This 'Moon' is marked by waves of emotion
LOWELL - A warm yellow-orange light illuminates the rocky land Phil Hogan and his daughter Josie call home in Merrimack Repertory Theatre's production of "A Moon for the Misbegotten," helping to soften the rough edges of the Connecticut tenant farmers' hardscrabble life and blur the taste of bitterness always lurking around the corner.
Eugene O'Neill's last finished play uses this odd family duo as a way to return to James Tyrone (Michael Canavan), the character based on O'Neill's brother, who is destroying himself with drink. Tyrone is the Hogans' landlord, yet he has more in common with them than the Broadway crowd he should be socializing with. Phil Hogan (Gordon Joseph Weiss) is a fast-talking con man who's swindled nearly everyone around, including Tyrone, while his daughter, Josie (Kate Udall), ably assists him both with his schemes and with sending off her three brothers to better lives in Bridgeport. These two aren't terribly sympathetic characters, but Merrimack's nearly pitch-perfect production strikes a delicate balance between the harsh reality of these characters' lives and the glimmer of hope that continues to flicker in spite of everything.

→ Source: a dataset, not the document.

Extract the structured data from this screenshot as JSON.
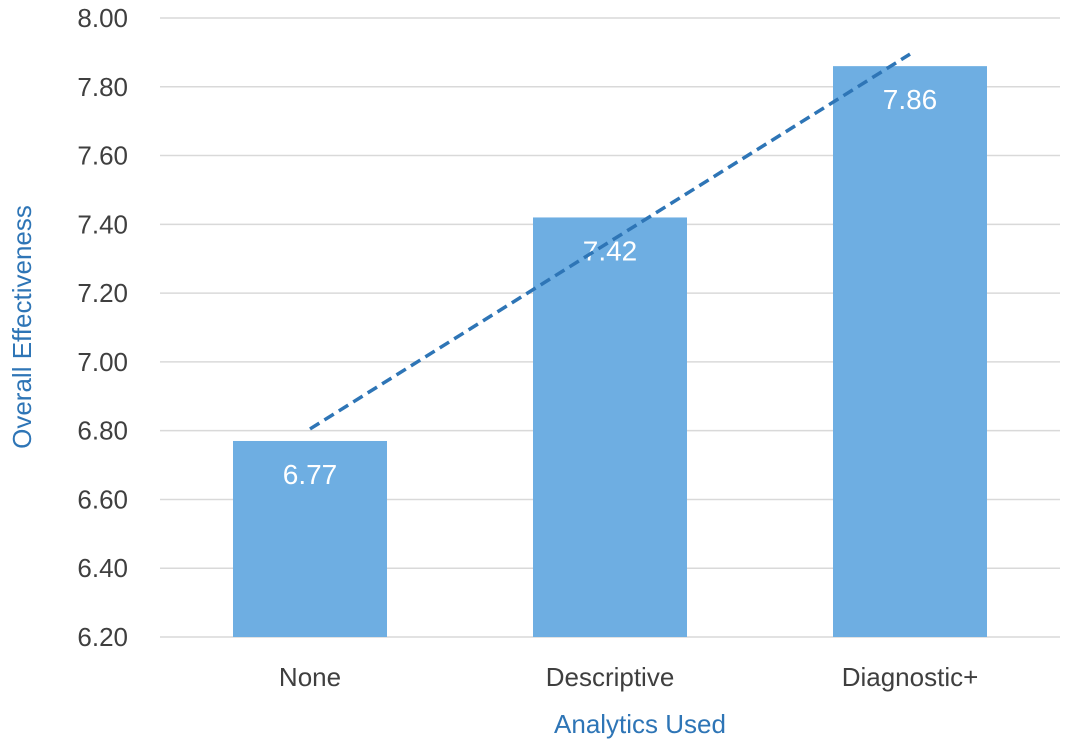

Some productions of O'Neill's tragedy set a maudlin tone from the beginning, since it's obvious this tale will not end well. But director Edward Morgan has found O'Neill's funny bone, and with Weiss's sly performance as Phil, he mines some mischie vous joy in the play's comic scenes. The arrival of the Hogan's wealthy neighbor (John Kooi), wearing a prim riding outfit that looks oddly ridiculous next to the Hogans' grimy, faded clothes, becomes a scene of high humor. Weiss practically dances around the stage as he and Josie outwit and outmaneuver their angry neighbor, and then swiftly send him on his way. Later, when Phil returns home drunk from his visit to the nearby inn, he lurches toward his farmhouse, kicking his hat across the stage in a slapstick routine worthy of Charlie Chaplin.

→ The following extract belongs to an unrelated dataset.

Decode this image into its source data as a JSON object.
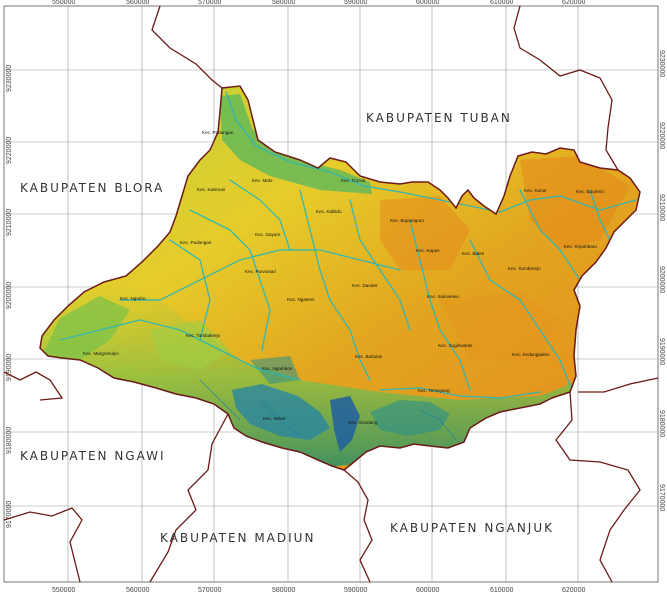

Emphasizing the comedy makes the play's shift to tragedy even more poignant, because ultimately, this drama belongs to Josie and James Tyrone. As Tyrone, Canavan is the appropriate combination of dapper and dissolute, never quite allowing the audience to believe he can be trusted. But Josie comes to trust, understand, and finally, forgive him. Although O'Neill's intention was to find absolution for Tyrone after leaving him unresolved in "Long Day's Journey Into Night," in this production, Josie is the character who is transformed.

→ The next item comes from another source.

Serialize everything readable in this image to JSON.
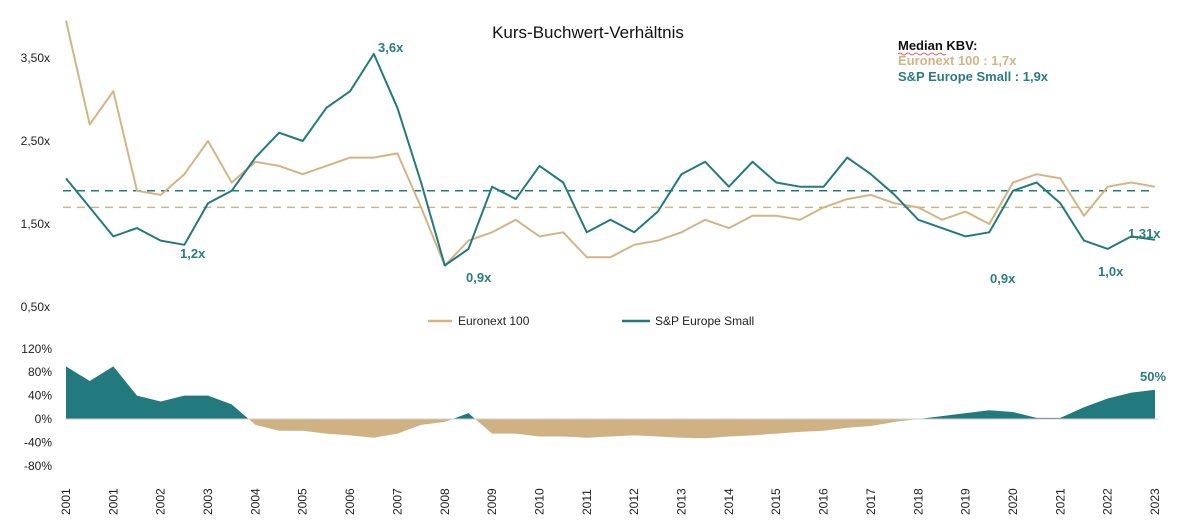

Udall starts out with a brassy, broad performance, but with each scene, more of her vulnerability is exposed. When she finally flings her arms around Tyrone, it looks as much like an attempt to capture him as a sign of affection. The cost of giving this man the peace he needs is high for her, and Udall communicates her willingness with a shift of her shoulders and a tilt of her chin. In that simple moment, her Josie goes from ungainly to angelic, and as the dawn breaks to end their moonlit rendezvous, the sense of release is palpable.
This "Moon for the Misbegotten" never feels as sad as it might. Udall's performance in particular delivers a kind of redemption that is inspiring.